In April, before the latest standoff between the two nuclear-armed powers, the Indian government changed foreign direct investment norms to curb opportunistic takeovers due to the Covid-19 crisis and introduced a pre-clearance mechanism on investments from China.
Chinese investors such as Alibaba, Tencent, Shunwei Capital and Xiaomi have collectively invested billions of dollars in the Indian startup space. Indian companies such as Paytm, Ola, Flipkart, Bigbasket, Byju’s, Dream11, MakeMyTrip and Swiggy have been some of the beneficiaries of Chinese funding.
Alibaba Group’s fintech arm Ant Financial has invested close to US$2.7 billion in India across seven companies, including Paytm and Snapdeal. The company said in November last year that it was trying to raise a billion dollars for startups in India and Southeast Asia.

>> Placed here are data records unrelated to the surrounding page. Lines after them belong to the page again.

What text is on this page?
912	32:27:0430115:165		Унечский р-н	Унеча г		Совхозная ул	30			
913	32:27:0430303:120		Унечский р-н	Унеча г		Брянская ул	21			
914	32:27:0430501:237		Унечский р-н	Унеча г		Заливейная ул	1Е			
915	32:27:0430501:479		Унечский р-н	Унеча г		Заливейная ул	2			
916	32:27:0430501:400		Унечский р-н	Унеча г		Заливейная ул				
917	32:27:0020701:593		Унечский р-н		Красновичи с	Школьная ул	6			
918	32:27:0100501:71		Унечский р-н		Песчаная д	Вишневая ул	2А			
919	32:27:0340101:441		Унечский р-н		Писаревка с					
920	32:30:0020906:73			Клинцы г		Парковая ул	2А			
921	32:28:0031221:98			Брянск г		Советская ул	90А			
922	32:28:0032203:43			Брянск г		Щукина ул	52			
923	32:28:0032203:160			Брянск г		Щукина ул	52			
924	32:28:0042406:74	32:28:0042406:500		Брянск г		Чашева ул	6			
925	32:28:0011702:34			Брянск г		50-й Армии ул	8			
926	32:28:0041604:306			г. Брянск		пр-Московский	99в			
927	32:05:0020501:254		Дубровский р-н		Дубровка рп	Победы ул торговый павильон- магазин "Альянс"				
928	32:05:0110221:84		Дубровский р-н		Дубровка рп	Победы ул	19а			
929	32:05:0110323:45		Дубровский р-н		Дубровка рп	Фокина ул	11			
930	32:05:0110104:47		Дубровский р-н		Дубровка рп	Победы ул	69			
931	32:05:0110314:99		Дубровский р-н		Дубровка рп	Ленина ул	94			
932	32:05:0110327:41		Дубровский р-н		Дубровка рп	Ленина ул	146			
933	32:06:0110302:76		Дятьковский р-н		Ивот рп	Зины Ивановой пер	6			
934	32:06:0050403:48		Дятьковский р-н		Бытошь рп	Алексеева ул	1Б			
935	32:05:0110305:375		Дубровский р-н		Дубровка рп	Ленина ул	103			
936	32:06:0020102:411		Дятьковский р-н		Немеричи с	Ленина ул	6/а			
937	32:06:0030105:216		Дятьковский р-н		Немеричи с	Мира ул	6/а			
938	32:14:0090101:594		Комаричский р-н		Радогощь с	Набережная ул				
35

Tencent has backed unicorns like Flipkart, Swiggy and Ola. It has close to $2 billion of exposure to India across around 15 startups. It has also invested in startups like PolicyBazaar and Udaan.
Shunwei Capital has invested $129 million across 17 companies, including Zomato, social commerce startup Meesho and messaging app Sharechat.

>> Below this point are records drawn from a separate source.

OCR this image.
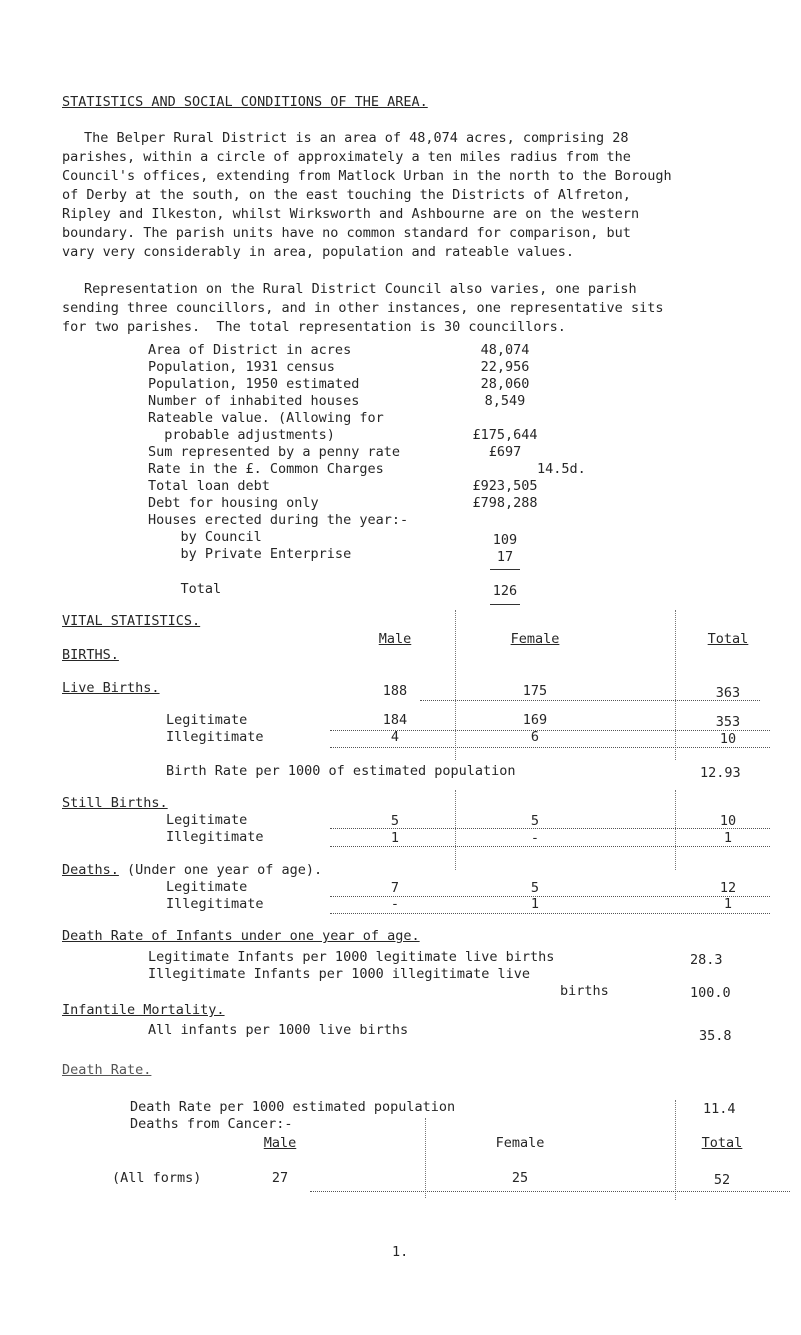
STATISTICS AND SOCIAL CONDITIONS OF THE AREA.
The Belper Rural District is an area of 48,074 acres, comprising 28
parishes, within a circle of approximately a ten miles radius from the
Council's offices, extending from Matlock Urban in the north to the Borough
of Derby at the south, on the east touching the Districts of Alfreton,
Ripley and Ilkeston, whilst Wirksworth and Ashbourne are on the western
boundary. The parish units have no common standard for comparison, but
vary very considerably in area, population and rateable values.
Representation on the Rural District Council also varies, one parish
sending three councillors, and in other instances, one representative sits
for two parishes.  The total representation is 30 councillors.
Area of District in acres	48,074
Population, 1931 census	22,956
Population, 1950 estimated	28,060
Number of inhabited houses	8,549
Rateable value. (Allowing for
probable adjustments)	£175,644
Sum represented by a penny rate	£697
Rate in the £. Common Charges	14.5d.
Total loan debt	£923,505
Debt for housing only	£798,288
Houses erected during the year:-
by Council	109
by Private Enterprise	17
Total	126
VITAL STATISTICS.
BIRTHS.
Male	Female	Total
Live Births.	188	175	363
Legitimate	184	169	353
Illegitimate	4	6	10
Birth Rate per 1000 of estimated population	12.93
Still Births.
Legitimate	5	5	10
Illegitimate	1	-	1
Deaths. (Under one year of age).
Legitimate	7	5	12
Illegitimate	-	1	1
Death Rate of Infants under one year of age.
Legitimate Infants per 1000 legitimate live births	28.3
Illegitimate Infants per 1000 illegitimate live
births	100.0
Infantile Mortality.
All infants per 1000 live births	35.8
Death Rate.
Death Rate per 1000 estimated population	11.4
Deaths from Cancer:-
Male	Female	Total
(All forms)	27	25	52
1.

Xiaomi has been an active investor in the Indian startup ecosystem and has pumped $61 million into eight companies.
Indian startups looking for follow-up funding may have to rework their strategies. They may have to look elsewhere as Chinese investors are expected to face greater governmental scrutiny. This may hamper their expansion plans and cost them time and money.
They are already reeling under the impact of the Covid-19 pandemic, with companies such as Oyo, Zomato and Swiggy laying off or furloughing thousands of employees. Their revenues have dried up due to the two-month lockdown imposed by the Indian government to stop the spread of the virus.
Another sphere where the Chinese companies are dominant is the Indian smartphone market. According to Counterpoint Research, Xiaomi and Vivo lead the market and enjoy a collective market share of 47%. Chinese firms occupy five of the top six positions (South Korea’s Samsung is the third-best-selling smartphone brand).
Anti-China sentiment has been growing in India since relations between the two nuclear-armed neighbors became tense. There have been calls to uninstall the popluar short video app TikTok, and an Indian outfit even floated Remove China Apps, which provides a list of Chinese apps. This anti-China app gained instant popularity in India and has been downloaded five million times since late May.
Google Play Store recently pulled Remove China Apps under its Deceptive Behavior Policy. An app cannot encourage or incentivize users to remove or disable third-party apps, according to the tech giant’s policy.